São Paulo (SP) – O diretor japonês Hideo Kojima voltou à Brasil Game Show (BGS) oito anos depois de sua última passagem pelo evento. A visita anterior ocorreu em 2015, logo após o lançamento de Metal Gear Solid V: The Phantom Pain. Desta vez, o criador desembarcou no país nos últimos compromissos da World Strand Tour de Death Stranding 2, turnê que destaca a trilha sonora do novo jogo.
Coletiva com imprensa brasileira
Durante cerca de uma hora, Kojima respondeu perguntas de veículos nacionais em uma coletiva restrita. Questionado sobre a diversidade de personagens, afirmou que o critério não foi nacionalidade, mas a inspiração em obras como Star Trek, conhecidas por reunir tripulações de múltiplas origens. “Desde criança assisto a séries, filmes, leio romances e ouço música de todo o mundo. Sempre imaginei uma equipe formada por pessoas diferentes enfrentando um mesmo desafio”, explicou.
Solidão em um mundo hiperconectado
O game designer relembrou que o tema central do primeiro Death Stranding era a solidão, exemplificada por Sam Bridges viajando sozinho para reconectar América, México e Austrália.
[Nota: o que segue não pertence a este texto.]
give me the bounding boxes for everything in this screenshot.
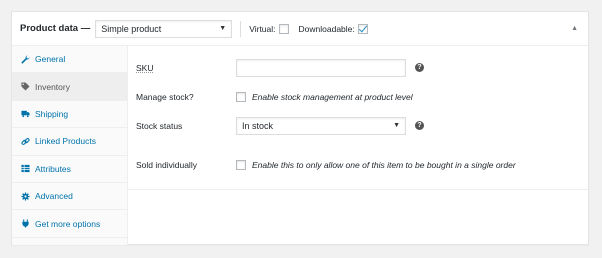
chevron-down-icon: ▼ bbox=[393, 122, 400, 129]
tab-general[interactable]: General bbox=[12, 46, 127, 74]
product-data-header: Product data — Simple product ▼ Virtual:… bbox=[12, 12, 588, 46]
link-icon bbox=[20, 136, 30, 146]
wrench-icon bbox=[20, 54, 30, 64]
downloadable-checkbox[interactable] bbox=[357, 23, 368, 34]
header-separator bbox=[240, 20, 242, 37]
sku-help-icon[interactable]: ? bbox=[415, 63, 424, 72]
stock-status-help-icon[interactable]: ? bbox=[415, 121, 424, 130]
sold-individually-description: Enable this to only allow one of this it… bbox=[252, 159, 516, 170]
stock-status-label: Stock status bbox=[136, 120, 183, 131]
chevron-down-icon: ▼ bbox=[219, 25, 227, 32]
sku-label: SKU bbox=[136, 62, 154, 73]
tag-icon bbox=[20, 82, 30, 92]
table-icon bbox=[20, 164, 30, 174]
product-data-box: Product data — Simple product ▼ Virtual:… bbox=[11, 11, 589, 245]
tab-get-more-options-label: Get more options bbox=[35, 218, 101, 229]
sku-row: SKU ? bbox=[128, 53, 588, 82]
tab-linked-products[interactable]: Linked Products bbox=[12, 128, 127, 156]
sold-individually-label: Sold individually bbox=[136, 159, 197, 170]
tab-shipping[interactable]: Shipping bbox=[12, 101, 127, 129]
sold-individually-row: Sold individually Enable this to only al… bbox=[128, 150, 588, 179]
tab-linked-products-label: Linked Products bbox=[35, 136, 96, 147]
tab-attributes-label: Attributes bbox=[35, 163, 71, 174]
section-divider bbox=[128, 189, 588, 190]
downloadable-label: Downloadable: bbox=[298, 23, 355, 34]
tab-inventory[interactable]: Inventory bbox=[12, 73, 127, 101]
downloadable-option[interactable]: Downloadable: bbox=[298, 23, 368, 34]
manage-stock-row: Manage stock? Enable stock management at… bbox=[128, 82, 588, 111]
tab-shipping-label: Shipping bbox=[35, 108, 69, 119]
tab-inventory-label: Inventory bbox=[35, 81, 70, 92]
tab-advanced[interactable]: Advanced bbox=[12, 183, 127, 211]
tab-general-label: General bbox=[35, 54, 66, 65]
virtual-option[interactable]: Virtual: bbox=[249, 23, 289, 34]
tab-get-more-options[interactable]: Get more options bbox=[12, 210, 127, 238]
product-type-select[interactable]: Simple product ▼ bbox=[95, 19, 233, 38]
gear-icon bbox=[20, 191, 30, 201]
stock-status-row: Stock status In stock ▼ ? bbox=[128, 111, 588, 140]
truck-icon bbox=[20, 109, 30, 119]
product-data-tabs: General Inventory Shipping Linked Produc… bbox=[12, 46, 128, 245]
virtual-label: Virtual: bbox=[249, 23, 276, 34]
product-type-value: Simple product bbox=[101, 23, 162, 34]
sold-individually-checkbox[interactable] bbox=[236, 159, 246, 170]
virtual-checkbox[interactable] bbox=[278, 23, 289, 34]
product-data-title: Product data — bbox=[20, 23, 91, 34]
manage-stock-description: Enable stock management at product level bbox=[252, 91, 413, 102]
stock-status-select[interactable]: In stock ▼ bbox=[236, 116, 406, 135]
collapse-toggle-icon[interactable]: ▲ bbox=[571, 25, 578, 32]
stock-status-value: In stock bbox=[242, 120, 274, 131]
tab-advanced-label: Advanced bbox=[35, 191, 73, 202]
inventory-panel: SKU ? Manage stock? Enable stock managem… bbox=[128, 46, 588, 245]
product-data-body: General Inventory Shipping Linked Produc… bbox=[12, 46, 588, 245]
manage-stock-label: Manage stock? bbox=[136, 91, 194, 102]
sku-input[interactable] bbox=[236, 58, 406, 77]
manage-stock-checkbox[interactable] bbox=[236, 91, 246, 102]
tab-attributes[interactable]: Attributes bbox=[12, 156, 127, 183]
plugin-icon bbox=[20, 219, 30, 229]
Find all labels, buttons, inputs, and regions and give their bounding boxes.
Em Death Stranding 2, Sam continua carregando esse peso, mas agora conta com companheiros a bordo da nave DHV Magellan. “Até dentro da família existe um momento em que você se sente só; quis retratar isso”, disse.
Kojima detalhou ainda a criação do Social Strand System, que vincula o progresso de cada jogador às ações de outros “Sams” online. Ele lembrou a resistência inicial de parte da equipe, especialmente em torno da moeda “Likes”, que não serve para comprar equipamentos. “Hoje tudo está online; mesmo assim existe solidão. Quis abordar essa contradição sem recorrer ao combate tradicional dos jogos multiplayer”, afirmou.
“Será que deveríamos ter nos conectado?”
Segundo Kojima, Death Stranding 2 traz tom mais leve, com cenas cômicas e mecânicas inusitadas — como um caixão flutuante usado como skate — para evitar a sensação de jornada solitária que afastou alguns jogadores do título original. A frase promocional “Should we have connected?” (“Será que deveríamos ter nos conectado?”) surge, porém, como alerta para os excessos. A experiência da pandemia de Covid-19 influenciou diretamente essa abordagem. “Conexão pode ser positiva, mas, quando é demais, ocorre fragmentação”, comentou, citando o novo logotipo do jogo, no qual o fio aparece pendurado na parte superior, em contraste com o emblema do primeiro título.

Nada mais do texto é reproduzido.